Happy Valentines Day!

I?m a day late


----------



## KittyBoton (Feb 16, 2018)

*I don't see them T-T*


----------



## That Marshal Fangirl (Feb 16, 2018)

KittyBoton said:


> *I don't see them T-T*



They're only available for one day, Valentine's Day.


----------



## xSuperMario64x (Feb 16, 2018)

Justin said:


> Just like actual love, our roses here at The Bell Tree are only temporary.



Ty Justin for lifting my spirits higher than heaven itself <3


----------



## amazonevan19 (Feb 17, 2018)

ThatOneMarshalFangirl said:


> They're only available for one day, Valentine's Day.



 am I misunderstanding the OP then? It says they'd be available until the 22nd. Or is that how long they'll be displayable?


----------



## dedenne (Feb 17, 2018)

amazonevan19 said:


> am I misunderstanding the OP then? It says they'd be available until the 22nd.

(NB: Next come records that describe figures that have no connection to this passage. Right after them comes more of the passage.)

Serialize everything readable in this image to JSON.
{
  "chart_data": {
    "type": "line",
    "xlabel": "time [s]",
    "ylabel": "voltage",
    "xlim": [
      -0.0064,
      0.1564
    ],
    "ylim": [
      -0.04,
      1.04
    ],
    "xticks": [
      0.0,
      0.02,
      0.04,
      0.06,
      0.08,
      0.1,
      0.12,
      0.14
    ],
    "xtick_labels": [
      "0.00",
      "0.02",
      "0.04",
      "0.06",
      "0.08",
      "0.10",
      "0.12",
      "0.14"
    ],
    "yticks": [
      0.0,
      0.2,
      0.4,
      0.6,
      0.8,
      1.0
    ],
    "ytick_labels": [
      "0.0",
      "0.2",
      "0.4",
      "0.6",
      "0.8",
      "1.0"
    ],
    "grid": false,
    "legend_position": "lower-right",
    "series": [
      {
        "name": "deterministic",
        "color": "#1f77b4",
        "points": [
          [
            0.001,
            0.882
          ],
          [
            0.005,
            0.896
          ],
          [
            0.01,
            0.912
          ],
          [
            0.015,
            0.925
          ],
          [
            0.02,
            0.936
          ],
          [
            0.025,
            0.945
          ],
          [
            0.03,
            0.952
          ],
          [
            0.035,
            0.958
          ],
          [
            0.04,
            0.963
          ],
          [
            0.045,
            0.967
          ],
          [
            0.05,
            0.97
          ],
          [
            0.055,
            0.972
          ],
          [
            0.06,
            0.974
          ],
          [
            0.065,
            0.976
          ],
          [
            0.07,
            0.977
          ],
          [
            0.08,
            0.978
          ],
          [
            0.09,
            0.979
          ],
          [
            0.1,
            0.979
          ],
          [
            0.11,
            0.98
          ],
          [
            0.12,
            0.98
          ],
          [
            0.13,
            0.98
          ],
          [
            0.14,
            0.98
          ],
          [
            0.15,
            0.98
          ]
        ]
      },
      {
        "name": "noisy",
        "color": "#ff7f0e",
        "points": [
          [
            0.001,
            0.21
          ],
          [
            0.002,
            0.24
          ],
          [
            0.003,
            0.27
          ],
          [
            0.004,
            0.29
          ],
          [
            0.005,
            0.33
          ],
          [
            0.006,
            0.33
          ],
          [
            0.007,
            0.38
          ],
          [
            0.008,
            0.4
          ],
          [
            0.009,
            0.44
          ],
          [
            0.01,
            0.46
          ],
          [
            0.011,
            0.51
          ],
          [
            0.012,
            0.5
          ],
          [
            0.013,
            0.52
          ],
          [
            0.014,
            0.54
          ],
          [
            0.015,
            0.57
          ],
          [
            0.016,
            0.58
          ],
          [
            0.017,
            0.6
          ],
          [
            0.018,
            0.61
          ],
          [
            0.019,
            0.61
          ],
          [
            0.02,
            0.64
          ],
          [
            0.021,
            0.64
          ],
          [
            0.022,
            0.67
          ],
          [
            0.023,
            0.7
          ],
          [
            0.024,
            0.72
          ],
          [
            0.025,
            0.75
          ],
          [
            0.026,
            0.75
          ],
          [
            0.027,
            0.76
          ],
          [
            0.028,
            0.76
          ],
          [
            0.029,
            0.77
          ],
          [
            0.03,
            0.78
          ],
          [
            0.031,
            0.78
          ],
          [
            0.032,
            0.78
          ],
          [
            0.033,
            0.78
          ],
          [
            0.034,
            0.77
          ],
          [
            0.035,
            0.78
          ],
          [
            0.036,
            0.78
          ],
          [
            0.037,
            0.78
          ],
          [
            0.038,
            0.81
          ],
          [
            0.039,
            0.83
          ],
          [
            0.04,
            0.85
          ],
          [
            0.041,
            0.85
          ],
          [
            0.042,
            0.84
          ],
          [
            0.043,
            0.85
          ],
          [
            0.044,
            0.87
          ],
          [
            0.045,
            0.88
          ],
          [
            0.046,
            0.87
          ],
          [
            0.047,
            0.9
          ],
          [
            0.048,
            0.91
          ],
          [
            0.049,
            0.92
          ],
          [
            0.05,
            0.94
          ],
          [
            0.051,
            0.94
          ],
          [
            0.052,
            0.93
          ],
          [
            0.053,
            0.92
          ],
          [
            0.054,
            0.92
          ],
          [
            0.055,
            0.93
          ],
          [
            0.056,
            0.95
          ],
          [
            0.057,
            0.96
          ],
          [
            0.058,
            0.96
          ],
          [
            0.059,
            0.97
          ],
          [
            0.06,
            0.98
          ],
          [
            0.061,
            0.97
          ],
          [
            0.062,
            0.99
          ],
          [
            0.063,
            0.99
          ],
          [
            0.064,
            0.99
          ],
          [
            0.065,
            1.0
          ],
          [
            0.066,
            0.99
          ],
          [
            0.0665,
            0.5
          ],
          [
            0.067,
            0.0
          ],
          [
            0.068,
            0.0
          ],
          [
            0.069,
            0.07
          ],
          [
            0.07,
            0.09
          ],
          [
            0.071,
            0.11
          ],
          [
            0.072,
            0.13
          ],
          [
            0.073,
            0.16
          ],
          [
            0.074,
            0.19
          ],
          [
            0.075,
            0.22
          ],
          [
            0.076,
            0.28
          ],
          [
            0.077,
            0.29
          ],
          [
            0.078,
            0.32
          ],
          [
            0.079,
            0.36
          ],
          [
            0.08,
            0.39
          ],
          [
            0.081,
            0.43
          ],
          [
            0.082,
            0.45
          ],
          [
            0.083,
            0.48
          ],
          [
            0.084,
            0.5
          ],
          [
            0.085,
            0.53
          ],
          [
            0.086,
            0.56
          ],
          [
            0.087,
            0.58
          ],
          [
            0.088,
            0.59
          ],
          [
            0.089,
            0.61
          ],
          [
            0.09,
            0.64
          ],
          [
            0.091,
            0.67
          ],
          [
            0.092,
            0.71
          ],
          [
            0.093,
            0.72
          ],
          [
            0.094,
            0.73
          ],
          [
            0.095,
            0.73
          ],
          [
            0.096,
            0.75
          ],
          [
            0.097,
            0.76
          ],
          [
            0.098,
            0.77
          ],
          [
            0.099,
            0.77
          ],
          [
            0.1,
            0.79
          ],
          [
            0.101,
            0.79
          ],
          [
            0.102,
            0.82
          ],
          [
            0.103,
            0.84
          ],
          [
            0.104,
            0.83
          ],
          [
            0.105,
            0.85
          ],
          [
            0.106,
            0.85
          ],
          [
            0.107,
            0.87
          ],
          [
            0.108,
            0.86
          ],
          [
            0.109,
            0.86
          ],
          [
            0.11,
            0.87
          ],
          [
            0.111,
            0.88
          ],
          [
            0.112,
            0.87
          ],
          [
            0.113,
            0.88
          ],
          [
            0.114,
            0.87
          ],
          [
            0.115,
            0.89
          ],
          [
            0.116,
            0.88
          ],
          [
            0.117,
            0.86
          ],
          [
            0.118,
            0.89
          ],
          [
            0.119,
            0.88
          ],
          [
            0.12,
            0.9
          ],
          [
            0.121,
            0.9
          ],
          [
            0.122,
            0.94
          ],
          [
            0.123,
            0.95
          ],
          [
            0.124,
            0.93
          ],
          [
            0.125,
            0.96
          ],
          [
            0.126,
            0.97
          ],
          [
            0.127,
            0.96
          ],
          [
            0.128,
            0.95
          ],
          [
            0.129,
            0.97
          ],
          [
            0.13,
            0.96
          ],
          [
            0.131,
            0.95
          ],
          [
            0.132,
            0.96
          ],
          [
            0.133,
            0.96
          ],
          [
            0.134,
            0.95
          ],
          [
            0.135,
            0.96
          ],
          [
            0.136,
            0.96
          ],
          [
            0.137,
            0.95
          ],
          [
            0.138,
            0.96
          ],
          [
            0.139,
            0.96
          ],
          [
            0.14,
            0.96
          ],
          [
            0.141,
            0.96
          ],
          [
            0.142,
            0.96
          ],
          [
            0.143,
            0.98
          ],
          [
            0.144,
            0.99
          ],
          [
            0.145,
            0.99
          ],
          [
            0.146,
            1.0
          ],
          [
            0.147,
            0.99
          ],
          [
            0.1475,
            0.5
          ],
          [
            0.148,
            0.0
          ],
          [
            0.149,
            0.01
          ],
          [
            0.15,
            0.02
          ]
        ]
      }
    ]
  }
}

Or is that how long they'll be displayable?



I think that's how long they'll be displayable


----------



## piske (Feb 17, 2018)

This will always be my favorite collectible <3


----------



## Sgt.Groove (Feb 18, 2018)

There should be a joke collectible where it's just a withered valentines rose, could gift em to people who didn't get a rose (but only after all the normal roses disappear)

?ω?


----------



## xSuperMario64x (Feb 23, 2018)

So the 21st was two days ago but we all still have our roses...

Maybe this love will stick around for just a bit longer ^^


----------



## Alienfish (Feb 23, 2018)

xSuperMario64x said:


> So the 21st was two days ago but we all still have our roses...
> 
> Maybe this love will stick around for just a bit longer ^^



except that they mess up my lineup and im too lazy to hide them XD


----------



## King Dorado (Feb 24, 2018)

xSuperMario64x said:


> So the 21st was two days ago but we all still have our roses...
> 
> Maybe this love will stick around for just a bit longer ^^



awww man, this is why you shouldn't publicly mention whenever we've got something good, bc then the admins will take it away... ;A;
and you've been here long enuf to know better... 
smh


----------



## KaydeeKrunk (Feb 25, 2018)

I already miss them. =[


----------



## xSuperMario64x (Feb 25, 2018)

King Dorado said:


> awww man, this is why you shouldn't publicly mention whenever we've got something good, bc then the admins will take it away... ;A;
> and you've been here long enuf to know better...
> smh



Idk man, love aint v good anyways sooo


----------



## That Marshal Fangirl (Feb 25, 2018)

xSuperMario64x said:


> Idk man, love aint v good anyways sooo



Hey, at least you've still got the love of your friends, right?


----------



## Mr. Cat (Feb 27, 2018)

I've wasted all my bells on temporary roses I couldn't even use and a failed title color change (I was trying out different colors and my toddler bumped me and made me accidentally click submit before I was finished typing). I am the sad.


----------



## Antonio (Feb 27, 2018)

Mr. Cat said:


> I've wasted all my bells on temporary roses I couldn't even use and a failed title color change (I was trying out different colors and my toddler bumped me and made me accidentally click submit before I was finished typing). I am the sad.



_PAT, PAT_

I know how you feel, Mister Kitty. It's sooo tempting to buy them roses.....


----------